Silvio Orlando in scena al Nuovo

Anita B.Monti

Silvio Orlando sarà in scena dal 13 al 16 ottobre 2022 al Nuovo Teatro Nuovo di Napoli, accompagnato dall’Orchestra Terra Madre, per raccontare la storia di Momò, il bimbo protagonista del romanzo La vita davanti a sè di Romain Gary (pseudonimo di Emile Ajar).

Nel monologo, l’attore si cala nei panni del piccolo arabo e di Madame Rosa, anziana ex prostituta ebrea che ora sbarca il lunario prendendosi cura degli “incidenti sul lavoro” delle colleghe più giovani. per narrare una storia che anticipa i temi dei nostri tempi. Testo in cui la commozione e il divertimento s’inseguono senza respiro.
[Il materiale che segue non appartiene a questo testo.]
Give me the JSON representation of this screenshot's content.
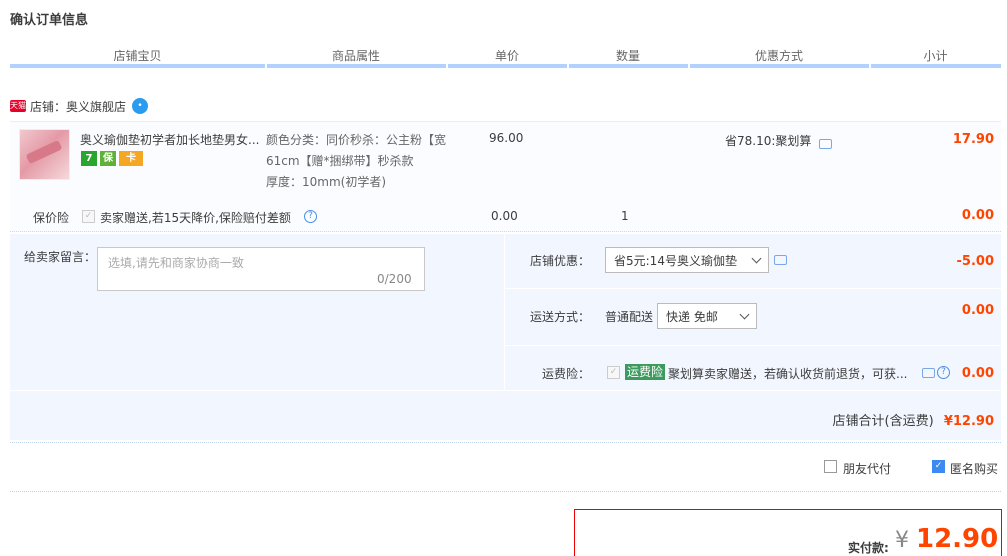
{
  "page_title": "确认订单信息",
  "columns": [
    "店铺宝贝",
    "商品属性",
    "单价",
    "数量",
    "优惠方式",
    "小计"
  ],
  "shop": {
    "badge": "天猫",
    "label": "店铺：奥义旗舰店"
  },
  "item": {
    "name": "奥义瑜伽垫初学者加长地垫男女...",
    "badges": [
      "7",
      "保",
      "卡"
    ],
    "attrs": [
      "颜色分类：同价秒杀：公主粉【宽",
      "61cm【赠*捆绑带】秒杀款",
      "厚度：10mm(初学者)"
    ],
    "unit_price": "96.00",
    "discount": "省78.10:聚划算",
    "subtotal": "17.90"
  },
  "insurance": {
    "label": "保价险",
    "text": "卖家赠送,若15天降价,保险赔付差额",
    "price": "0.00",
    "quantity": "1",
    "subtotal": "0.00"
  },
  "memo": {
    "label": "给卖家留言：",
    "placeholder": "选填,请先和商家协商一致",
    "counter": "0/200"
  },
  "shop_discount": {
    "label": "店铺优惠：",
    "value": "省5元:14号奥义瑜伽垫",
    "amount": "-5.00"
  },
  "shipping": {
    "label": "运送方式：",
    "method": "普通配送",
    "value": "快递 免邮",
    "amount": "0.00"
  },
  "freight_insurance": {
    "label": "运费险：",
    "tag": "运费险",
    "text": "聚划算卖家赠送，若确认收货前退货，可获...",
    "amount": "0.00"
  },
  "shop_total": {
    "label": "店铺合计(含运费)",
    "amount": "¥12.90"
  },
  "options": {
    "friend_pay": "朋友代付",
    "anonymous": "匿名购买"
  },
  "payment": {
    "label": "实付款:",
    "currency": "¥",
    "amount": "12.90"
  },
  "colors": {
    "accent_red": "#ff4400",
    "header_blue": "#b2d1ff",
    "panel_blue": "#f2f7ff"
  }
}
La grandezza di questi scrittori (sono tanti, pensiamo solo a Orwell) una volta definiti profetici, oggi detti invece distopici, perché quasi sempre anticipano tempi peggiori, affascinano il lettore e, in questo caso lo spettatore.

Il genio di Gary ha anticipato, il tema dei temi contemporaneo: la convivenza tra culture, religioni e stili di vita diversi. Il mondo ci appare improvvisamente piccolo, claustrofobico, in deficit di ossigeno. I flussi migratori s’innestano su una crisi economica che soprattutto in Europa sembra diventata strutturale creando nuove e antiche paure, soprattutto nei ceti popolari, i meno garantiti.
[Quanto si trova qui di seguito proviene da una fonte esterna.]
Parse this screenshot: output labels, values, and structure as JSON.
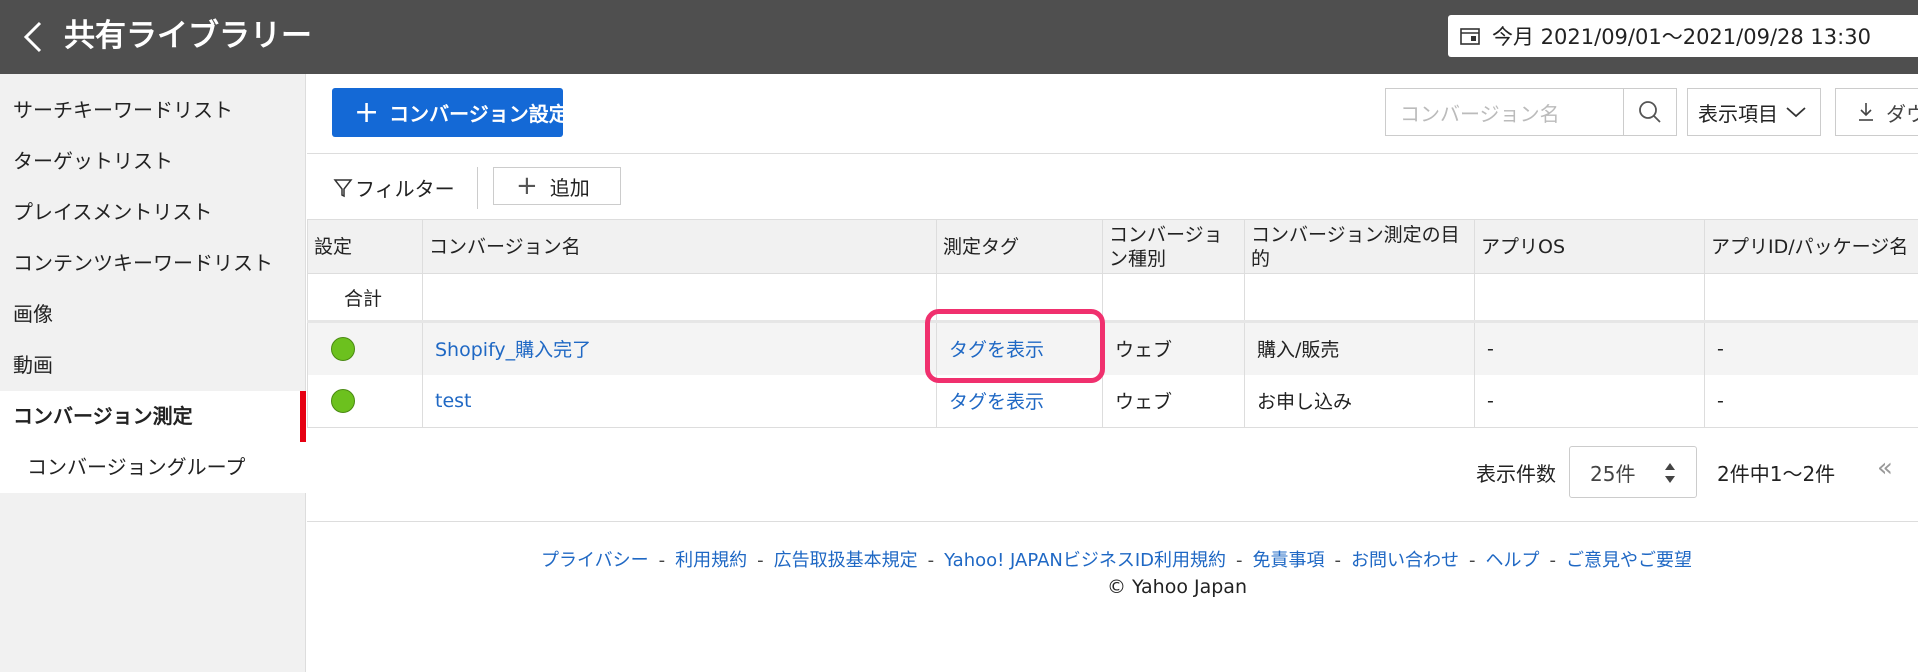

Se questo è il quadro quale funzione può e deve avere il teatro? “Non certo indicare vie e soluzioni che a oggi nessuno è in grado di fornire, ma una volta di più raccontare storie emozionanti commoventi divertenti, chiamare per nome individui che ci appaiono massa indistinta e angosciante”.

Una scena dello spettacolo (foto di Gianni Biccari)

 

Le ultime parole del romanzo senza voler essere un consiglio o una soluzione, mettono il dito nella piaga: in questi anni, in cui la compassione rischia di diventare un lusso per pochi “Bisogna voler bene”. Un sentimento quasi dimenticato.

L’Orchestra Terra Madre è composta da Simone Campa (chitarra battente, percussioni) che cura anche la direzione musicale, Maurizio Pala (fisarmonica), Kaw Sissoko Kora (Djembe), Marco Tardito (clarinetto, sax); le scene sono di Roberto Crea, il disegno luci di Valerio Peroni, i costumi di Piera Mura.

Le ultime parole del romanzo di Garay dovrebbero essere uno slogan e una bussola in questi anni dove la compassione rischia di diventare un lusso per pochi: Bisogna voler bene.